The Chair: Thank you very much. It’s my pleasure to thank you on behalf of all senators. Your contribution has been very helpful to all of us. Thank you very much Mr. Spratt, Ms. Kumararatne, Mr. Neubauer, and Professor Walters for your seminar on the issue of constitutionality. I’m sure that honourable senators will want to read and reflect upon your documents.
We have a second panel, so I would ask our guests to withdraw from the table to allow the next group of witnesses to come forward.
[Translation]
We shall proceed with our consideration of Bill C-45. It is our pleasure to welcome Chief Mario Harel, the President of the Canadian Association of Chiefs of Police. Welcome, Mr. Harel.
[English]
By video conference, we also have Deputy Chief Mike Serr, Co-Chair, Drug Advisory Committee. Welcome, Mr. Serr. I hope you can understand my words where you are.
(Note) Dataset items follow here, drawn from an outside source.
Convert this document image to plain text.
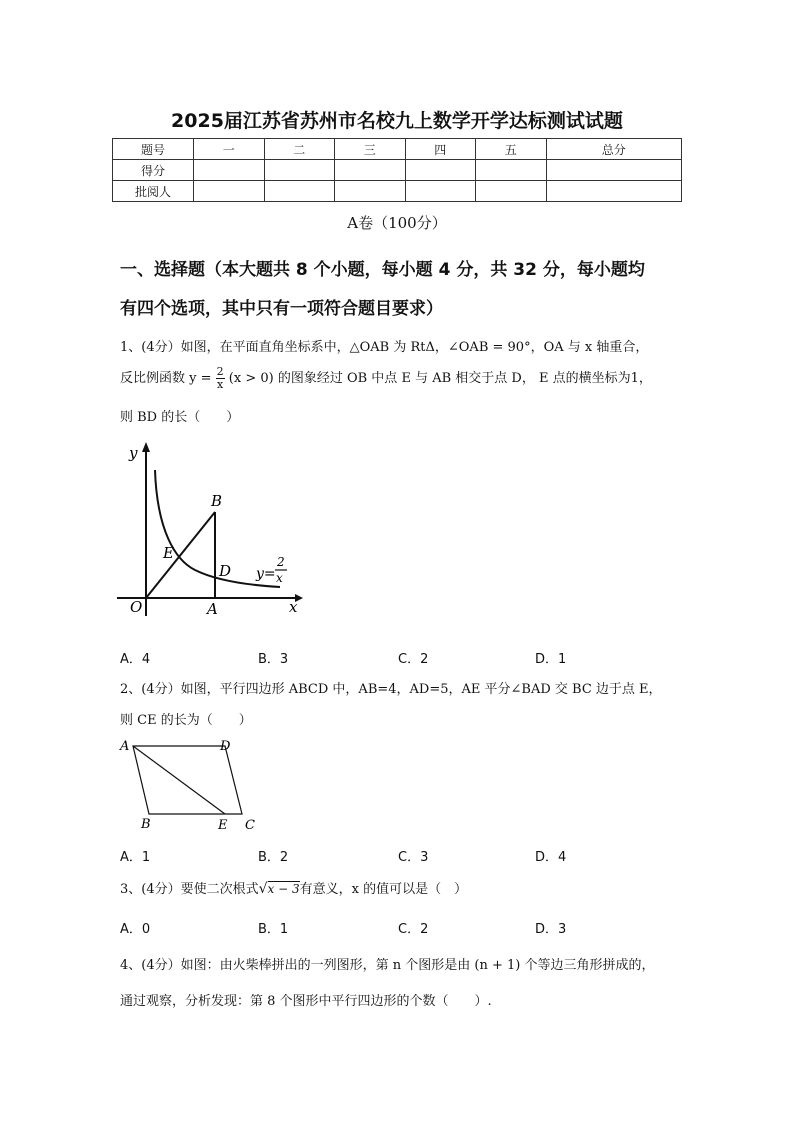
2025届江苏省苏州市名校九上数学开学达标测试试题
题号	一	二	三	四	五	总分
得分						
批阅人						
A卷（100分）
一、选择题（本大题共 8 个小题，每小题 4 分，共 32 分，每小题均
有四个选项，其中只有一项符合题目要求）
1、(4分）如图，在平面直角坐标系中，△OAB 为 RtΔ，∠OAB = 90°，OA 与 x 轴重合，
反比例函数 $y = \frac{2}{x} (x > 0)$ 的图象经过 OB 中点 E 与 AB 相交于点 D， E 点的横坐标为1，
则 BD 的长（　　）
y
x
O	A
B
D
E
y=
2
x
A．4	B．3	C．2	D．1
2、(4分）如图，平行四边形 ABCD 中，AB=4，AD=5，AE 平分∠BAD 交 BC 边于点 E，
则 CE 的长为（　　）
A	D
B	E C
A．1	B．2	C．3	D．4
3、(4分）要使二次根式√x − 3有意义，x 的值可以是（　）
A．0	B．1	C．2	D．3
4、(4分）如图：由火柴棒拼出的一列图形，第 n 个图形是由 (n + 1) 个等边三角形拼成的，
通过观察，分析发现：第 8 个图形中平行四边形的个数（　　）.
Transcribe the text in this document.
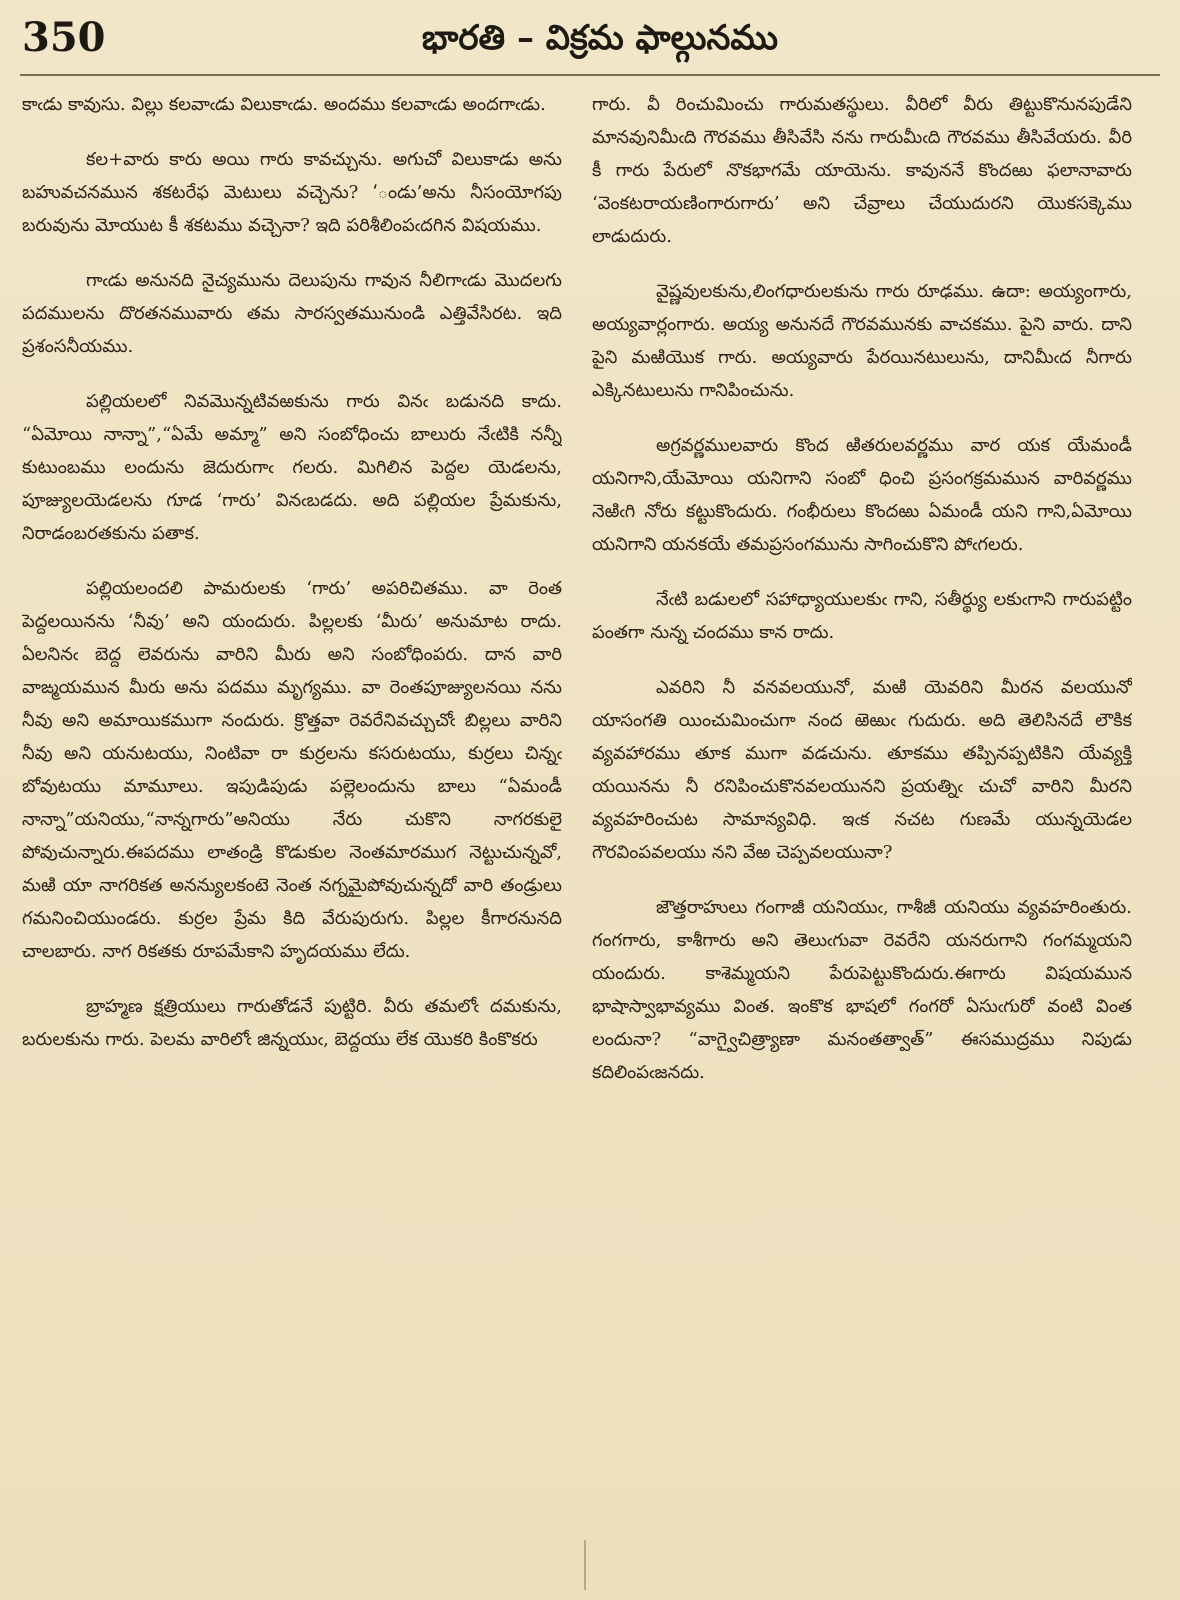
350	భారతి – విక్రమ ఫాల్గునము

కాఁడు కావుసు. విల్లు కలవాఁడు విలుకాఁడు. అందము కలవాఁడు అందగాఁడు.

కల+వారు కారు అయి గారు కావచ్చును. అగుచో విలుకాడు అను బహువచనమున శకటరేఫ మెటులు వచ్చెను? ‘ండు’అను నీసంయోగపు బరువును మోయుట కీ శకటము వచ్చెనా? ఇది పరిశీలింపఁదగిన విషయము.

గాఁడు అనునది నైచ్యమును దెలుపును గావున నీలిగాఁడు మొదలగు పదములను దొరతనమువారు తమ సారస్వతమునుండి ఎత్తివేసిరట. ఇది ప్రశంసనీయము.

పల్లియలలో నివమొన్నటివఱకును గారు వినఁ బడునది కాదు. “ఏమోయి నాన్నా”,“ఏమే అమ్మా” అని సంబోధించు బాలురు నేఁటికి నన్నీ కుటుంబము లందును జెదురుగాఁ గలరు. మిగిలిన పెద్దల యెడలను, పూజ్యులయెడలను గూడ ‘గారు’ వినఁబడదు. అది పల్లియల ప్రేమకును, నిరాడంబరతకును పతాక.

పల్లియలందలి పామరులకు ‘గారు’ అపరిచితము. వా రెంత పెద్దలయినను ‘నీవు’ అని యందురు. పిల్లలకు ‘మీరు’ అనుమాట రాదు. ఏలనినఁ బెద్ద లెవరును వారిని మీరు అని సంబోధింపరు. దాన వారి వాఙ్మయమున మీరు అను పదము మృగ్యము. వా రెంతపూజ్యులనయి నను నీవు అని అమాయికముగా నందురు. క్రొత్తవా రెవరేనివచ్చుచోఁ బిల్లలు వారిని నీవు అని యనుటయు, నింటివా రా కుర్రలను కసరుటయు, కుర్రలు చిన్నఁ బోవుటయు మామూలు. ఇపుడిపుడు పల్లెలందును బాలు “ఏమండీ నాన్నా”యనియు,“నాన్నగారు”అనియు నేరు చుకొని నాగరకులై పోవుచున్నారు.ఈపదము లాతండ్రి కొడుకుల నెంతమారముగ నెట్టుచున్నవో, మఱి యా నాగరికత అనన్యులకంటె నెంత నగ్నమైపోవుచున్నదో వారి తండ్రులు గమనించియుండరు. కుర్రల ప్రేమ కిది వేరుపురుగు. పిల్లల కీగారనునది చాలబారు. నాగ రికతకు రూపమేకాని హృదయము లేదు.

బ్రాహ్మణ క్షత్రియులు గారుతోడనే పుట్టిరి. వీరు తమలోఁ దమకును, బరులకును గారు. పెలమ వారిలోఁ జిన్నయుఁ, బెద్దయు లేక యొకరి కింకొకరు

గారు. వీ రించుమించు గారుమతస్థులు. వీరిలో వీరు తిట్టుకొనునపుడేని మానవునిమీఁది గౌరవము తీసివేసి నను గారుమీఁది గౌరవము తీసివేయరు. వీరి కీ గారు పేరులో నొకభాగమే యాయెను. కావుననే కొందఱు ఫలానావారు ‘వెంకటరాయణింగారుగారు’ అని చేవ్రాలు చేయుదురని యొకసక్కెము లాడుదురు.

వైష్ణవులకును,లింగధారులకును గారు రూఢము. ఉదా: అయ్యంగారు, అయ్యవార్లంగారు. అయ్య అనునదే గౌరవమునకు వాచకము. పైని వారు. దాని పైని మఱియొక గారు. అయ్యవారు పేరయినటులును, దానిమీఁద నీగారు ఎక్కినటులును గానిపించును.

అగ్రవర్ణములవారు కొంద ఱితరులవర్ణము వార యక యేమండీ యనిగాని,యేమోయి యనిగాని సంబో ధించి ప్రసంగక్రమమున వారివర్ణము నెఱిఁగి నోరు కట్టుకొందురు. గంభీరులు కొందఱు ఏమండీ యని గాని,ఏమోయి యనిగాని యనకయే తమప్రసంగమును సాగించుకొని పోఁగలరు.

నేఁటి బడులలో సహాధ్యాయులకుఁ గాని, సతీర్థ్యు లకుఁగాని గారుపట్టిం పంతగా నున్న చందము కాన రాదు.

ఎవరిని నీ వనవలయునో, మఱి యెవరిని మీరన వలయునో యాసంగతి యించుమించుగా నంద ఱెఱుఁ గుదురు. అది తెలిసినదే లౌకిక వ్యవహారము తూక ముగా వడచును. తూకము తప్పినప్పటికిని యేవ్యక్తి యయినను నీ రనిపించుకొనవలయునని ప్రయత్నిఁ చుచో వారిని మీరని వ్యవహరించుట సామాన్యవిధి. ఇఁక నచట గుణమే యున్నయెడల గౌరవింపవలయు నని వేఱ చెప్పవలయునా?

జౌత్తరాహులు గంగాజీ యనియుఁ, గాశీజీ యనియు వ్యవహరింతురు. గంగగారు, కాశీగారు అని తెలుఁగువా రెవరేని యనరుగాని గంగమ్మయని యందురు. కాశెమ్మయని పేరుపెట్టుకొందురు.ఈగారు విషయమున భాషాస్వాభావ్యము వింత. ఇంకొక భాషలో గంగరో ఏసుఁగురో వంటి వింత లందునా? “వాగ్వైచిత్ర్యాణా మనంతత్వాత్” ఈసముద్రము నిపుడు కదిలింపఁజనదు.
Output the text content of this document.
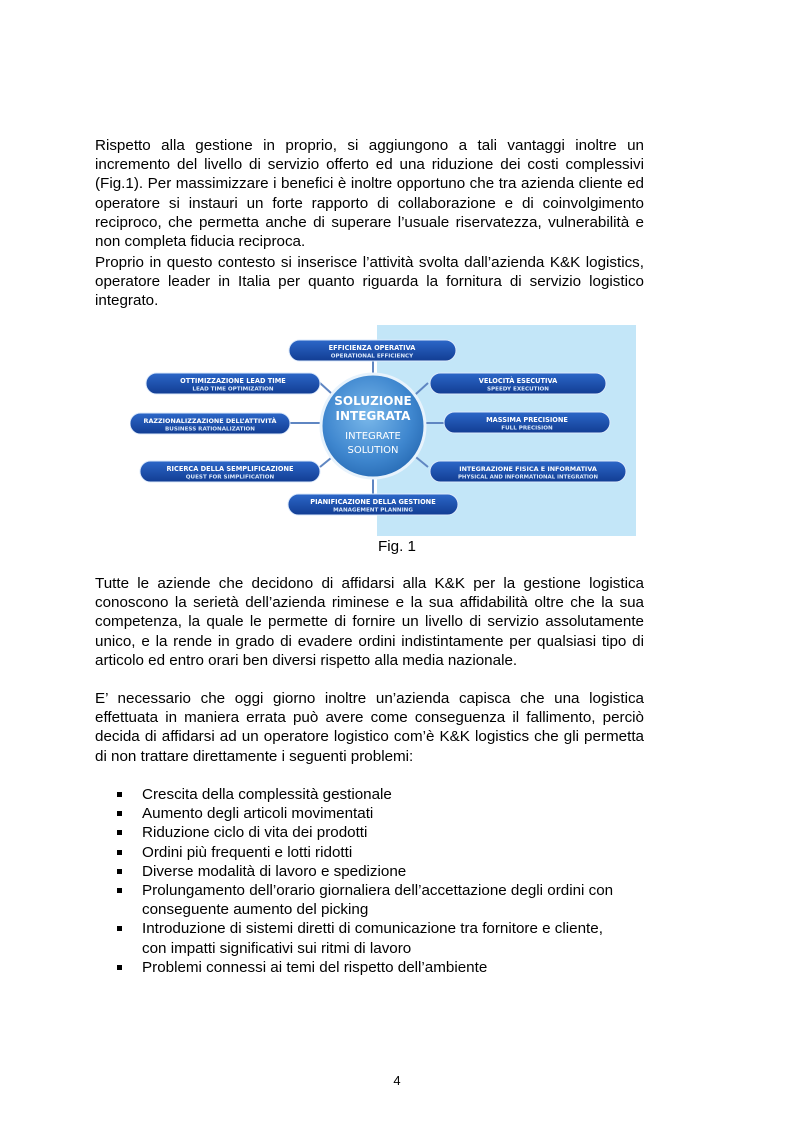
Rispetto alla gestione in proprio, si aggiungono a tali vantaggi inoltre un incremento del livello di servizio offerto ed una riduzione dei costi complessivi (Fig.1). Per massimizzare i benefici è inoltre opportuno che tra azienda cliente ed operatore si instauri un forte rapporto di collaborazione e di coinvolgimento reciproco, che permetta anche di superare l’usuale riservatezza, vulnerabilità e non completa fiducia reciproca.

Proprio in questo contesto si inserisce l’attività svolta dall’azienda K&K logistics, operatore leader in Italia per quanto riguarda la fornitura di servizio logistico integrato.

SOLUZIONE
INTEGRATA
INTEGRATE
SOLUTION
EFFICIENZA OPERATIVA
OPERATIONAL EFFICIENCY
OTTIMIZZAZIONE LEAD TIME
LEAD TIME OPTIMIZATION
VELOCITÀ ESECUTIVA
SPEEDY EXECUTION
RAZZIONALIZZAZIONE DELL’ATTIVITÀ
BUSINESS RATIONALIZATION
MASSIMA PRECISIONE
FULL PRECISION
RICERCA DELLA SEMPLIFICAZIONE
QUEST FOR SIMPLIFICATION
INTEGRAZIONE FISICA E INFORMATIVA
PHYSICAL AND INFORMATIONAL INTEGRATION
PIANIFICAZIONE DELLA GESTIONE
MANAGEMENT PLANNING
Fig. 1

Tutte le aziende che decidono di affidarsi alla K&K per la gestione logistica conoscono la serietà dell’azienda riminese e la sua affidabilità oltre che la sua competenza, la quale le permette di fornire un livello di servizio assolutamente unico, e la rende in grado di evadere ordini indistintamente per qualsiasi tipo di articolo ed entro orari ben diversi rispetto alla media nazionale.

E’ necessario che oggi giorno inoltre un’azienda capisca che una logistica effettuata in maniera errata può avere come conseguenza il fallimento, perciò decida di affidarsi ad un operatore logistico com’è K&K logistics che gli permetta di non trattare direttamente i seguenti problemi:

Crescita della complessità gestionale
Aumento degli articoli movimentati
Riduzione ciclo di vita dei prodotti
Ordini più frequenti e lotti ridotti
Diverse modalità di lavoro e spedizione
Prolungamento dell’orario giornaliera dell’accettazione degli ordini con
conseguente aumento del picking
Introduzione di sistemi diretti di comunicazione tra fornitore e cliente,
con impatti significativi sui ritmi di lavoro
Problemi connessi ai temi del rispetto dell’ambiente
4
It’s also my pleasure to welcome, from the Canadian Police Association, Tom Stamatakis. Thank you for making yourself available from the other side of the country. We appreciate that.
[Translation]
I call on Chief Mario Harel to kick off the meeting with his remarks.
Chief Mario Harel, President, Canadian Association of Chiefs of Police: Honourable senators, the Canadian Association of Chiefs of Police (CACP) is proud to have the opportunity to testify today regarding Bill C-45. I am Mario Harel, President of the Canadian Association of Chiefs of Police and Gatineau Police Chief. I am joined by Deputy Chief Mike Serr of the Abbottsford Police Service and Co-Chair of the CACP Drug Advisory Committee. Videoconferencing sometimes makes things a little more difficult, I know.
[English]
Deputy Chief Mike Serr is our expert as co-chair of the Drug Advisory Committee, and he will be able to answer any questions you have concerning our position.
[Translation]
The mandate of the CACP is “safety & security for all Canadians through innovative police leadership”. This mandate is accomplished through the activities and special projects of some 20 CACP committees and through active liaison with various levels of government. Ensuring the safety of our citizens and our communities is central to the mission of our membership and their police services.
Bill C-45 is a comprehensive bill and we will address our key themes, at a high level, in our opening statement. In addition to the association's appearance today, we submitted for your consideration, a written brief outlining our concerns from a law enforcement perspective.
Our role from the beginning has been to share our expertise with the government to help mitigate the impact of this legislation on public safety. Extensive discussions within the CACP membership and various committees formed the basis of our advice. We participated in a number of government held consultations and made a submission to the federal task force. We also produced two discussion papers: “CACP Recommendations of the Task Force on Cannabis Legalization and Regulation” on February 8, 2017, and the second “Government Introduces Legislation to Legalize Cannabis” on April 28, 2017. Themes from both discussion papers have been included in our written brief, as submitted.
Police leadership across Canada have identified six major themes, which could have a significant impact on policing. These are: in-home production, in-home possession, organized crime and pricing, youth possession, seizure of plants and compensation, and edibles.
Regarding in-home production, the CACP continues at this stage to strongly advocate against this measure. We predict that personal cultivation is largely unenforceable and will provide for additional opportunities for the illegal possession, distribution and over production of cannabis. We also fear that in-home production will pose a further risk to youth due to increased exposure and accessibility.
Moreover, unlike the 30-gram possession of cannabis outside a dwelling, Bill C-45 remains silent on the quantity of cannabis permissible indoors. At this time, in-home possession is virtually unlimited, thereby making it difficult to determine whether the cannabis is derived from a lawful or unlawful source or whether the amount of possession is, in fact, for the purposes of trafficking. Given these issues, we recommend that a limitation on in-home possession be imposed, were such cultivation to become lawful.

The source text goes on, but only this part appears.